Anforderungen an eine Verwarnung
Die Schranken des Weisungsrechts des Arbeitgebers gelten auch für Verwarnungen. Diese dürfen nicht schikanös sein und dürfen nicht willkürlich nur einzelne Arbeitnehmende betreffen (obwohl zum Beispiel mehrere oder alle Arbeitnehmende sich eine bestimmte Pflichtverletzung haben zu Schulden lassen kommen).
Aus der Verwarnung muss klar hervorgehen, welches Verhalten des Arbeitnehmers missbilligt wird. Die Konsequenzen der erneuten Pflichtverletzung müssen ebenfalls präzise festgehalten werden. Aus Beweisgründen ist eine Verwarnung unbedingt schriftlich zu erlassen.
Die Verwarnung als Voraussetzung einer fristlosen Kündigung
Nach Art. 337 OR kann das Arbeitsverhältnis auch wichtigen Gründen sowohl durch den Arbeitgeber wie durch den Arbeitnehmer fristlos aufgelöst werden. Wichtige Gründe liegen unter anderem bei Pflichtverletzungen des Arbeitnehmers vor. Nach der Gerichtspraxis rechtfertigen lediglich schwere Verfehlungen des Arbeitnehmers eine fristlose Entlassung. Bei weniger schweren Verletzungen muss vor der fristlosen Entlassung eine Verwarnung ausgesprochen werden.
Aus der Verwarnung muss klar hervorgehen, welche Verhaltensweisen nicht mehr toleriert werden. Für den Arbeitnehmer muss erkennbar sein, dass er im Wiederholungsfall die ausserordentliche Kündigung riskiert.
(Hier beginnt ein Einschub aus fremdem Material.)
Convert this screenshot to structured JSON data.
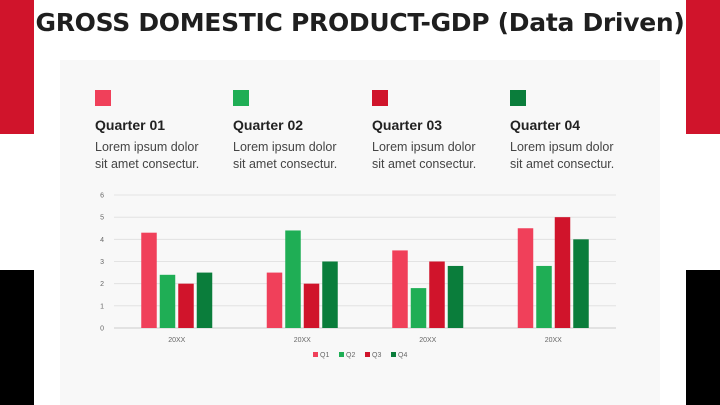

Zu beachten gilt: Die angedrohten Konsequenzen, zum Beispiel die fristlose Kündigung, darf nur umgesetzt werden, wenn das genau das fragliche Fehlverhalten wieder auftritt. Wer wegen "zu spät Kommen" verwarnt ist, dem darf nicht wegen unsorgfältigen Umgangs mit Material fristlos gekündigt werden. Für dieses Fehlverhalten ist ebenfalls eine Verwarnung auszusprechen.
Prof. Dr. iur. Kurt Pärli
ist Dozent und Forscher an der Zürcher Hochschule
Winterthur, Institut für Wirtschaftsrecht,
Zentrum für Arbeits- und Sozialversicherungsrecht
(www.zar.zhaw.ch).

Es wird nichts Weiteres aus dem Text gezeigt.